We’ve dealt with each other for quite a while, but especially as involvement deepens—for example, in the clean-energy area—a key dimension of that will be not some technology transfer, but I think mostly codevelopment of technology. In other words, cooperative efforts to develop the capacity to take very often what now exists in the lab, but to do test beds to scale up, to develop business models so that you can actually have an impact on the world out there, and to do all of that in a way that protects the property rights and the intellectual property of each of the parties involved.

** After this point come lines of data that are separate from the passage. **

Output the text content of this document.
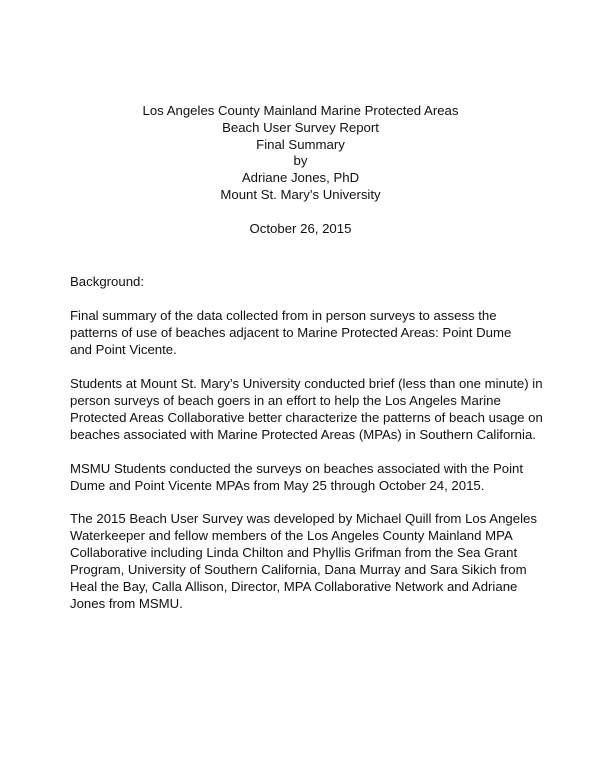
Los Angeles County Mainland Marine Protected Areas
Beach User Survey Report
Final Summary
by
Adriane Jones, PhD
Mount St. Mary’s University
October 26, 2015
Background:
Final summary of the data collected from in person surveys to assess the
patterns of use of beaches adjacent to Marine Protected Areas: Point Dume
and Point Vicente.
Students at Mount St. Mary’s University conducted brief (less than one minute) in
person surveys of beach goers in an effort to help the Los Angeles Marine
Protected Areas Collaborative better characterize the patterns of beach usage on
beaches associated with Marine Protected Areas (MPAs) in Southern California.
MSMU Students conducted the surveys on beaches associated with the Point
Dume and Point Vicente MPAs from May 25 through October 24, 2015.
The 2015 Beach User Survey was developed by Michael Quill from Los Angeles
Waterkeeper and fellow members of the Los Angeles County Mainland MPA
Collaborative including Linda Chilton and Phyllis Grifman from the Sea Grant
Program, University of Southern California, Dana Murray and Sara Sikich from
Heal the Bay, Calla Allison, Director, MPA Collaborative Network and Adriane
Jones from MSMU.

That’s not going to be easy. The Chinese system is still not very good on some of those issues. And, not surprisingly, our companies are very concerned about those weaknesses. So, we’ve got a lot to work on here. As we talk about these two issues, one being a US–China clean-energy partnership, and the other being the multilateral negotiations for Copenhagen, it’s important for us to keep those distinct. Because when the Chinese deal with Copenhagen, then they also have to be concerned about the Group of 771 and the whole series of other foreign-policy issues that get involved that can really complicate the negotiation of a clean-energy partnership.

And so, I think if we get the clean-energy partnership, if we get the focus on that and can achieve that, it will have a positive spill-over effect with Copenhagen. If we let the two discussions get commingled, then I’m afraid it’s going to make it much more difficult to get to the clean-energy partnership, and, therefore, we might lose the upside for Copenhagen too. So, there’s a subtle but very important management problem in these two streams of negotiations, in part because many of the same people participate in both streams. So these are distinct, but they partly overlap.

China has 220 local energy centers that they’ve set up around the country to facilitate efforts to increase energy efficiency. It turns out, there’s almost no one at any of those centers who knows how to do an energy audit. It’s just not a skill that they’ve mastered. The US has a lot of capability in terms of energy audits. We’ve learned how to do these things. We can train people at every one of those centers; it would cost us very little money to do so. The payoff would be huge, in terms of the capacity of the Chinese to do what they want to do, which is also in our [best] interest to get done, to improve energy efficiency in China.

So, almost everywhere you look, you see this kind of opportunity available. And the rapidity of the change and attitude on this issue—on the clean-energy issue and the capacity to cooperate on it—has been absolutely startling. Face it, any objective analysis of what has to be done in order to get ahead of the curve in dealing with climate change has to leave you very, very worried.

I mean, at best, you’ve got to be somewhat pessimistic—the numbers are so bad and the trend lines are so challenging. But having said that, if you look at the capacity to at least begin to work seriously on this issue, I think one has to be quite optimistic. This has really shifted very, very rapidly recently. Again, I’m not sure whether Copenhagen is going to get a deal done, but I think that the momentum is now shifting in the direction of getting a deal done. I think Copenhagen can mark a major step on the way to a deal that will come in the year or two after that and will actually be very serious. So, there’s some good news even in a macropicture that is very sobering.